Blog Post

Which is faster? IN (list) or IN (SELECT FROM Temp)

,

If you’ve done much with IN (list) then you’ve realized that it basically translates out to

col=val1 OR col=val2 OR ....

You’ve probably also realized that you can throw all the values into a temp table and do this

SELECT *
FROM tablename
WHERE col IN (SELECT col FROM #temp

But which is faster? Well, let’s find out. First I’m going to create a table of 1,000,000 values to pull against. This way I will hopefully get some useful times and not one that takes 10ms and the other 9ms.

tl;dr; It was pretty inconclusive even at large numbers of values.

-- Set up the lookup table
USE Test;
GO
WITH x AS (
    SELECT TOP (100) 
        CAST(ROW_NUMBER() OVER (ORDER BY val.[name]) AS INT) AS x
    FROM [master]..spt_values val),
Nums AS (
SELECT
        CAST(ROW_NUMBER() OVER (ORDER BY x.x) AS INT) AS Num
FROM x
CROSS JOIN x y
CROSS JOIN x z)
SELECT 
REPLICATE('a',ABS(CHECKSUM(NEWID()) % 1000)) AS col1,
REPLICATE('a',ABS(CHECKSUM(NEWID()) % 1000)) AS col2,
REPLICATE('a',ABS(CHECKSUM(NEWID()) % 1000)) AS col3,
REPLICATE('a',ABS(CHECKSUM(NEWID()) % 1000)) AS col4,
DATEADD(minute,ABS(CHECKSUM(NEWID()) % 10000),'1/1/2000') AS DateCol
INTO ListTable
FROM Nums;
GO

I’m going to do some tests of various sizes.
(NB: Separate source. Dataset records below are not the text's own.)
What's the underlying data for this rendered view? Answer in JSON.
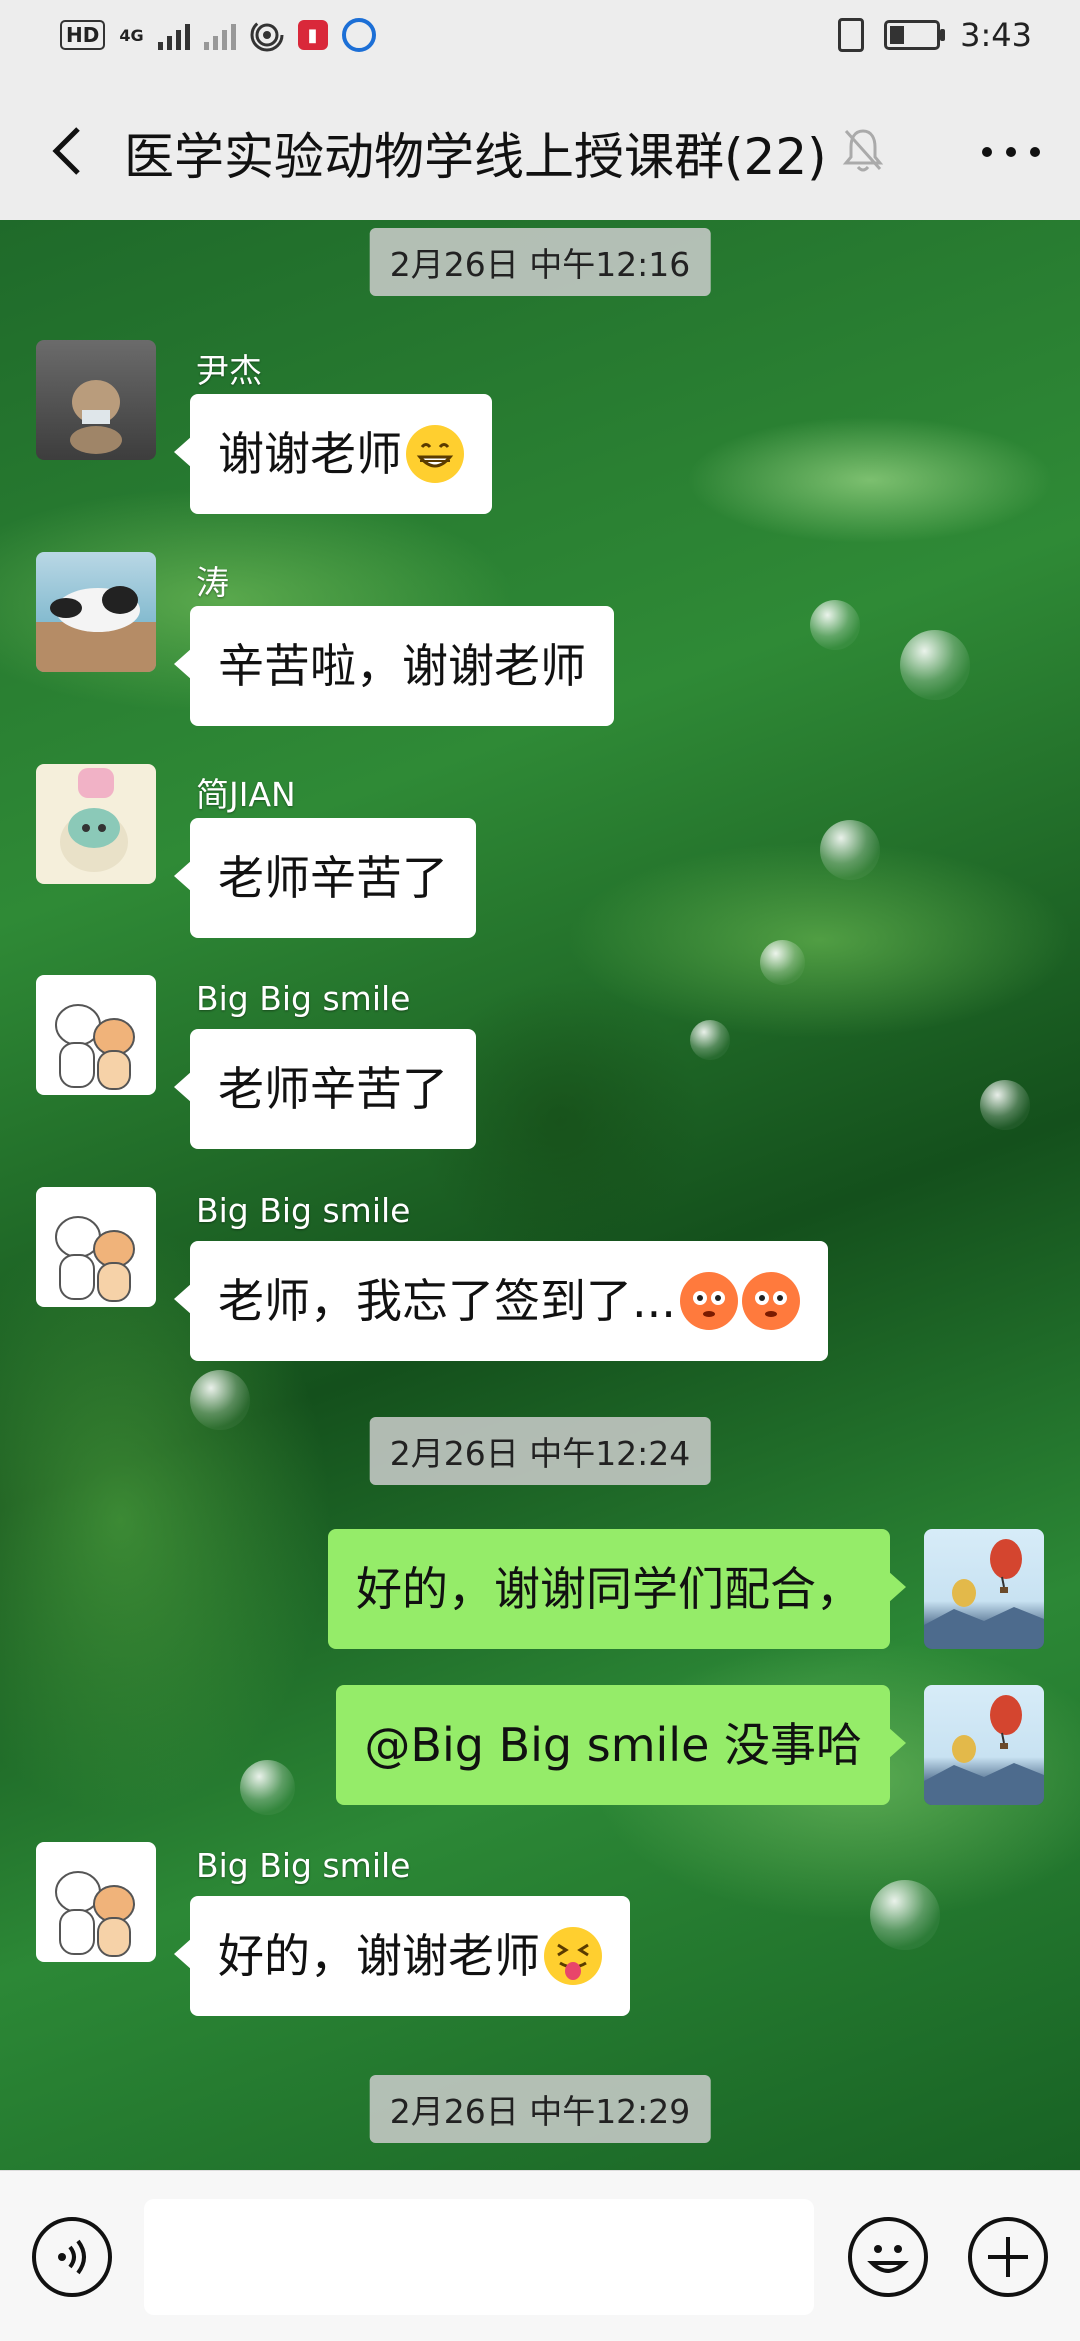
{
  "status_bar": {
    "left_chip": "HD",
    "network": "4G",
    "time": "3:43",
    "icons": [
      "signal-icon",
      "no-signal-icon",
      "hotspot-icon",
      "app-red-icon",
      "app-blue-icon",
      "vibrate-icon",
      "battery-icon"
    ]
  },
  "header": {
    "title": "医学实验动物学线上授课群(22)",
    "back_icon": "chevron-left-icon",
    "mute_icon": "bell-muted-icon",
    "more_icon": "more-dots-icon"
  },
  "chat": {
    "timestamps": [
      "2月26日 中午12:16",
      "2月26日 中午12:24",
      "2月26日 中午12:29"
    ],
    "messages": [
      {
        "sender": "尹杰",
        "text": "谢谢老师",
        "emoji": "grinning-face-icon",
        "side": "left"
      },
      {
        "sender": "涛",
        "text": "辛苦啦，谢谢老师",
        "side": "left"
      },
      {
        "sender": "简JIAN",
        "text": "老师辛苦了",
        "side": "left"
      },
      {
        "sender": "Big Big smile",
        "text": "老师辛苦了",
        "side": "left"
      },
      {
        "sender": "Big Big smile",
        "text": "老师，我忘了签到了...",
        "emoji": "flushed-face-icon",
        "side": "left"
      },
      {
        "text": "好的，谢谢同学们配合，",
        "side": "right"
      },
      {
        "text": "@Big Big smile  没事哈",
        "side": "right"
      },
      {
        "sender": "Big Big smile",
        "text": "好的，谢谢老师",
        "emoji": "squinting-tongue-face-icon",
        "side": "left"
      }
    ]
  },
  "bottom_bar": {
    "voice_icon": "voice-icon",
    "emoji_icon": "smiley-icon",
    "plus_icon": "plus-icon"
  },
  "colors": {
    "self_bubble": "#95ec69",
    "other_bubble": "#ffffff",
    "bar_bg": "#ededed"
  }
}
The first one will be a small test of just 10 values.

Small test (10 values)

-- Get a small list of values to look up
SELECT TOP 10 DateCol INTO #ListTemp
FROM ListTable
ORDER BY newid();
DECLARE @ListVar nvarchar(1000)
SELECT @ListVar = 
STUFF((SELECT ', ' + QUOTENAME(CONVERT(varchar(30), DateCol, 121),'''')
        FROM #ListTemp
        FOR XML PATH(''),TYPE).value('.','VARCHAR(MAX)')
    , 1, 2, '');
DECLARE @sql varchar(max)
SET @sql = 
'SELECT * FROM ListTable
WHERE DateCol IN ('+@ListVar+');'
PRINT @sql;

Now using the query printed out:

SET STATISTICS TIME, IO ON
SELECT * FROM ListTable
WHERE DateCol IN ('2000-01-02 01:28:00.000', '2000-01-06 07:05:00.000', '2000-01-05 20:24:00.000', '2000-01-02 18:15:00.000', '2000-01-02 08:12:00.000', '2000-01-07 03:48:00.000', '2000-01-07 18:07:00.000', '2000-01-06 03:31:00.000', '2000-01-03 19:55:00.000', '2000-01-04 22:13:00.000');
SELECT * FROM ListTable
WHERE DateCol IN (SELECT DateCol FROM #ListTemp);

I ran this twice and discarded the first run because it was loading the data into memory. Yes, I realize that could be useful information, but I’m skipping that part of it for today.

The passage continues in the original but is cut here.